Один — страница 641 из 1277

Милый mostro, напишите книгу о том, что вас действительно волнует — и она немедленно станет бестселлером. Но только не бойтесь. Если вас волнуют проблемы собственной личности, собственной невостребованности, собственности бедности, как вы пишете, — напишете об этом. Если вам хочется честно написать о России — не бойтесь этого. Понимаете, не нужно себя ограничивать, не нужно бояться — и тогда ваша книга станет знаменитой, да.

«Вы говорили, что почти нет мужских образов в русской литературе. Читали ли вы книгу Ксении Васильевой «Страсти и долги»?»

Хорошая реклама с вашей стороны. Теперь мне придётся её прочесть. Я не говорил, что нет мужских образов. Я говорил, что недостаточно мачистских образов, что русский персонаж довольно редко мачо, что мужское в нём всегда менее важно, чем человеческое. Хочу ли я читать книгу про мачо? Я совершенно не убеждён.

«Зачем Тарковский снял «Андрея Рублёва» в середине шестидесятых? Почему тема творца и чудовищной жизни была тогда актуальной?»

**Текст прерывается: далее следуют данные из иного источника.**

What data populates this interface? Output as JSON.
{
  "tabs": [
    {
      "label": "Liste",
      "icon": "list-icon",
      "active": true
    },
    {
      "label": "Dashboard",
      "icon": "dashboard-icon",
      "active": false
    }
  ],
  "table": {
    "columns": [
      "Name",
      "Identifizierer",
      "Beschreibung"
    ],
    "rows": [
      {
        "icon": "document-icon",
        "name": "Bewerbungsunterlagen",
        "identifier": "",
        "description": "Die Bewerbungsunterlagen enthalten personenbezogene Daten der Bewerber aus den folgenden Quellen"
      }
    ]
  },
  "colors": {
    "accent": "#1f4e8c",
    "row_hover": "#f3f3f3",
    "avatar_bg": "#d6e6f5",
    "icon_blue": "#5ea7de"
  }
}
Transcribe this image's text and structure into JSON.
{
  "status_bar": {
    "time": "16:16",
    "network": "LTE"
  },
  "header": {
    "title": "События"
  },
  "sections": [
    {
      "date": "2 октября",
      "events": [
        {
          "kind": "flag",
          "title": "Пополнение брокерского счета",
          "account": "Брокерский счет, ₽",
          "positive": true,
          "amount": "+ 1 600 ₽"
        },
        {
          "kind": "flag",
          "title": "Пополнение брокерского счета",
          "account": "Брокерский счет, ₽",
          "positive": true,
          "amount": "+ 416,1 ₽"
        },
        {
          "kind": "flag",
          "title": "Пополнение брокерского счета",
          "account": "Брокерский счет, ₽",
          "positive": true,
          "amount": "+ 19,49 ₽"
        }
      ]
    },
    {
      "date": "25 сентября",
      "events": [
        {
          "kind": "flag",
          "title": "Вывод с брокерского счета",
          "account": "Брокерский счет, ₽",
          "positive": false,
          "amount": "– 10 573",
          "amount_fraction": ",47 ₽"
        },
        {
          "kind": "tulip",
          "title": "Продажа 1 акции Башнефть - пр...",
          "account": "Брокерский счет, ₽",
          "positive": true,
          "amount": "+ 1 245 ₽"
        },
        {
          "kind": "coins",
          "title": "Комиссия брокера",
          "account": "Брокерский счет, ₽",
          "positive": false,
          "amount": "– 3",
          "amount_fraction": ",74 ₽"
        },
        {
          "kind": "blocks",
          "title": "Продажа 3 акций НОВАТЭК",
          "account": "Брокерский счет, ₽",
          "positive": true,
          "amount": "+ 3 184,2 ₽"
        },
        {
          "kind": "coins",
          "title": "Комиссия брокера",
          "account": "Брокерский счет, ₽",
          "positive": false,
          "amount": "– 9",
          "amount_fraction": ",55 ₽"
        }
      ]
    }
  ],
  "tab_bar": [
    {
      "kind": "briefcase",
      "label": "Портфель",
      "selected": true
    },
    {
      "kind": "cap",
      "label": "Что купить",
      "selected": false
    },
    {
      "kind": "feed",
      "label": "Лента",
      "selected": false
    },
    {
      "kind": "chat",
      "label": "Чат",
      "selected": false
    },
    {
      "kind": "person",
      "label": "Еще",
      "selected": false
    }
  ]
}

Хороший вопрос, Андрей. Я думаю, что Тарковский снял «Рублёва» тогда, потому что мог тогда снять. На самом деле проблема «Рублёва» занимала его с пятидесятых годов. И занимала его не тема, так сказать, ужасной жизни и прекрасного творчества, а его занимала тема: в какой степени творчество растёт из травм творца, из его девиаций? В какой степени ужасная, безусловно, как ему тогда представлялось, русская жизнь Средневековья, русского несостоявшегося Ренессанса (XIII, XIV, XV вв.), каким образом она могла сформировать такую фигуру, как Рублёв?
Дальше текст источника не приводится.